Image of Short Story
“So, there I was, walking through the forest from Timmy's house. You know Timmy, right? He's in Mrs. Folsom's class. His dad owns the hardware store. Anyway, me and Timmy -”
“Timmy and I, Johnny.”
“Yeah, yeah. Timmy and I had spent the day together, watchin' movies, playin' Xbox, you know, stuff. Then right as we're gonna see who can chug a whole Mountain Dew faster, his mom comes in. She's all mad because she got this email from Mrs Folsom about Timmy not turning in his homework. Says he has to sit down and do it right then, or she'll ground him and he couldn't hang out until he was old enough to join the Marines.
“I try to sneak home because homework sucks, but she rounds on me, and tells me I better do my homework when Timmy does his. I say I don't got no homework-”
“Don't have any, Johnny.”
“I don't have any homework, and she tells me to knock it off. I'm not gonna make Timmy's mom mad, she can be a real grouch when she's mad.
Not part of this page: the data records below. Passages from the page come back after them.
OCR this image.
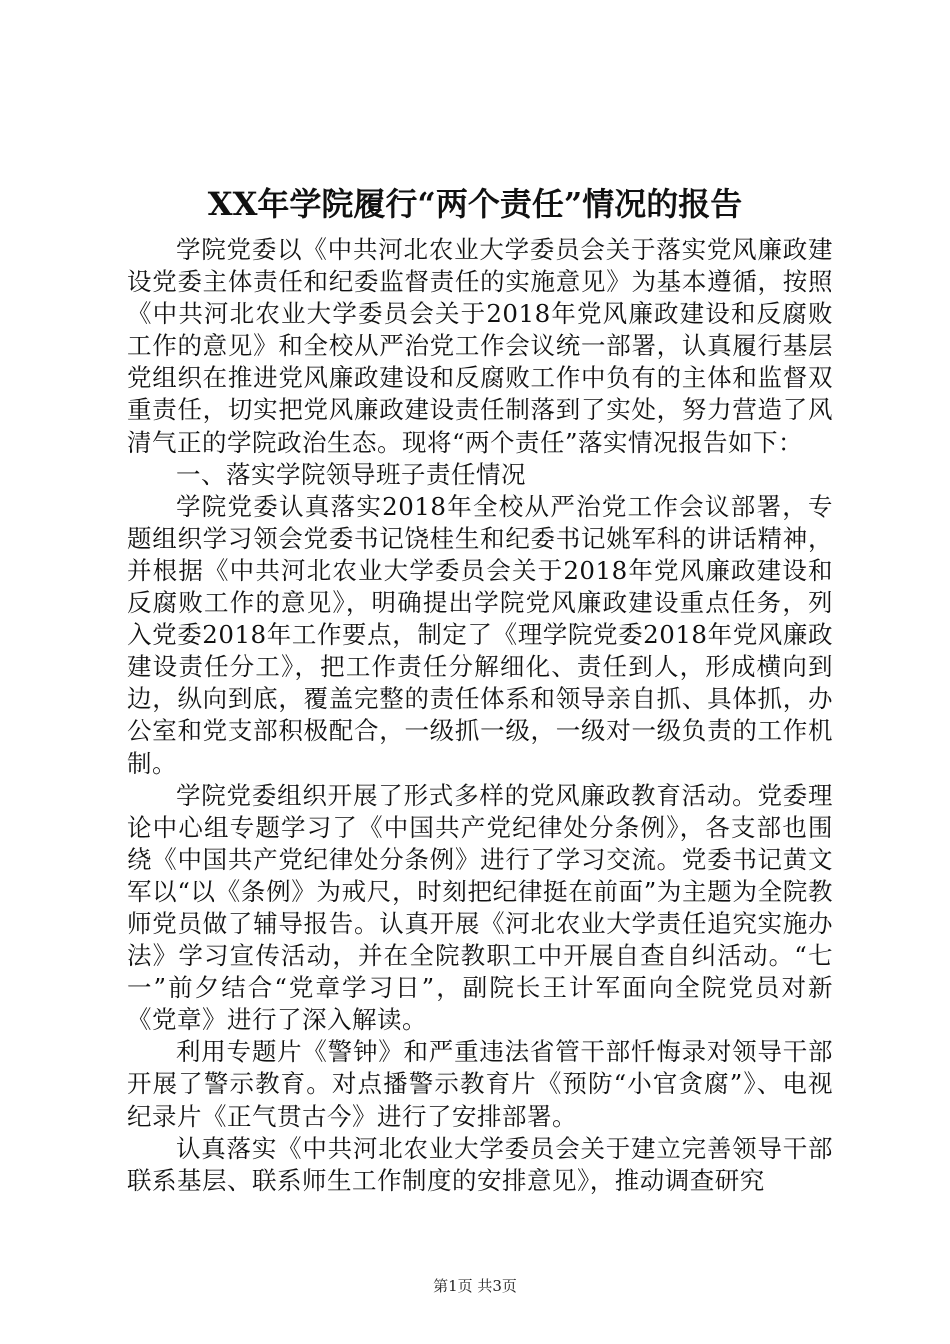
XX年学院履行“两个责任”情况的报告

学院党委以《中共河北农业大学委员会关于落实党风廉政建设党委主体责任和纪委监督责任的实施意见》为基本遵循，按照《中共河北农业大学委员会关于2018年党风廉政建设和反腐败工作的意见》和全校从严治党工作会议统一部署，认真履行基层党组织在推进党风廉政建设和反腐败工作中负有的主体和监督双重责任，切实把党风廉政建设责任制落到了实处，努力营造了风清气正的学院政治生态。现将“两个责任”落实情况报告如下：

一、落实学院领导班子责任情况

学院党委认真落实2018年全校从严治党工作会议部署，专题组织学习领会党委书记饶桂生和纪委书记姚军科的讲话精神，并根据《中共河北农业大学委员会关于2018年党风廉政建设和反腐败工作的意见》，明确提出学院党风廉政建设重点任务，列入党委2018年工作要点，制定了《理学院党委2018年党风廉政建设责任分工》，把工作责任分解细化、责任到人，形成横向到边，纵向到底，覆盖完整的责任体系和领导亲自抓、具体抓，办公室和党支部积极配合，一级抓一级，一级对一级负责的工作机制。

学院党委组织开展了形式多样的党风廉政教育活动。党委理论中心组专题学习了《中国共产党纪律处分条例》，各支部也围绕《中国共产党纪律处分条例》进行了学习交流。党委书记黄文军以“以《条例》为戒尺，时刻把纪律挺在前面”为主题为全院教师党员做了辅导报告。认真开展《河北农业大学责任追究实施办法》学习宣传活动，并在全院教职工中开展自查自纠活动。“七一”前夕结合“党章学习日”，副院长王计军面向全院党员对新《党章》进行了深入解读。

利用专题片《警钟》和严重违法省管干部忏悔录对领导干部开展了警示教育。对点播警示教育片《预防“小官贪腐”》、电视纪录片《正气贯古今》进行了安排部署。

认真落实《中共河北农业大学委员会关于建立完善领导干部联系基层、联系师生工作制度的安排意见》，推动调查研究

第1页 共3页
So I get out my math homework, and sit next to Timmy. We tried to be good, I swear, but after a while, we got bored. Homework is borin' you know. So we're playin' eraser football and makin' paper airplanes, and Timmy's mom catches us. She's really mad now, and she tells me she's gonna call my Mom, and I better go back.
“So I go pack up my sleeping bag and my pjs. She tells me that my mom's busy, so I'll have to walk home. I don't care.”
“I say bye to Timmy and thank you to his Mom, even though she's a grouch, and I go. There's not a lot of people out, I think because it looks like it's gonna rain. I hear thunder, and decide I'm gonna take the shortcut home, beat the rain. It's a deer trail through the forest between my place and Timmy's.
“Timmy's place and mine, Johnny.”
“Timmy's place and mine then. It's this little path, you almost can't see it. We found it a couple summers ago, it's so much shorter, but your legs get chewed up by the bushes. Anyway, I take the trail. It cuts through this clearing, just a round hole in the middle of the forest. Sucks sometimes, because when the grass is tall, it gets you all wet.
“I'm almost to the other side when it shows up.”
“It?”
“Yeah, it. It's all windy, and I hear this hum. I turn around, and there it is.”
“What is it, Johnny?”
“Hold your horses Mrs. Smith, I'm getting to it.”
“It was shiny and kind of a big oval, but round too. Like one of those nasty lima beans, but fatter. And way bigger, it was as big as a school bus. It was all smooth, with no lights or windows or nothin'. Just this... blob, you know?”
“No, I don't know.”
“So anyways, it's just hovering there, in this clearing. It's humming, and I think it's making wind, because it just keeps getting windier. I drop my stuff so I can put my hands over my face. It's tearin' up the grass, and that stings. It just sits there for a couple minutes, and I'm watchin' it. If anything happens, I'll run, but I'm on the edge of the clearing, so maybe it don't see me.
“Didn't see you, Johnny.”
“Maybe it didn't see me then. All of a sudden, it zooms up. Like, straight up. It makes all this wind, and it knocks me flat, back into the trees. By the time I sit up, it's gone, not even a dot in the sky. The wind's knocked my stuff all over the clearing, and it takes me forever to get it all together. I never got my pj top. It was up in a tree and I couldn't reach.
“I go home, but no one's there for me to tell about the space ship. By the time Mom comes home with KFC for dinner, I'd kind of forgotten about it. I didn't think about it until just now.”
“And why is that, Johnny?”
“Because it weren't just my pj top that I left in the clearing. I think my math homework's there too.”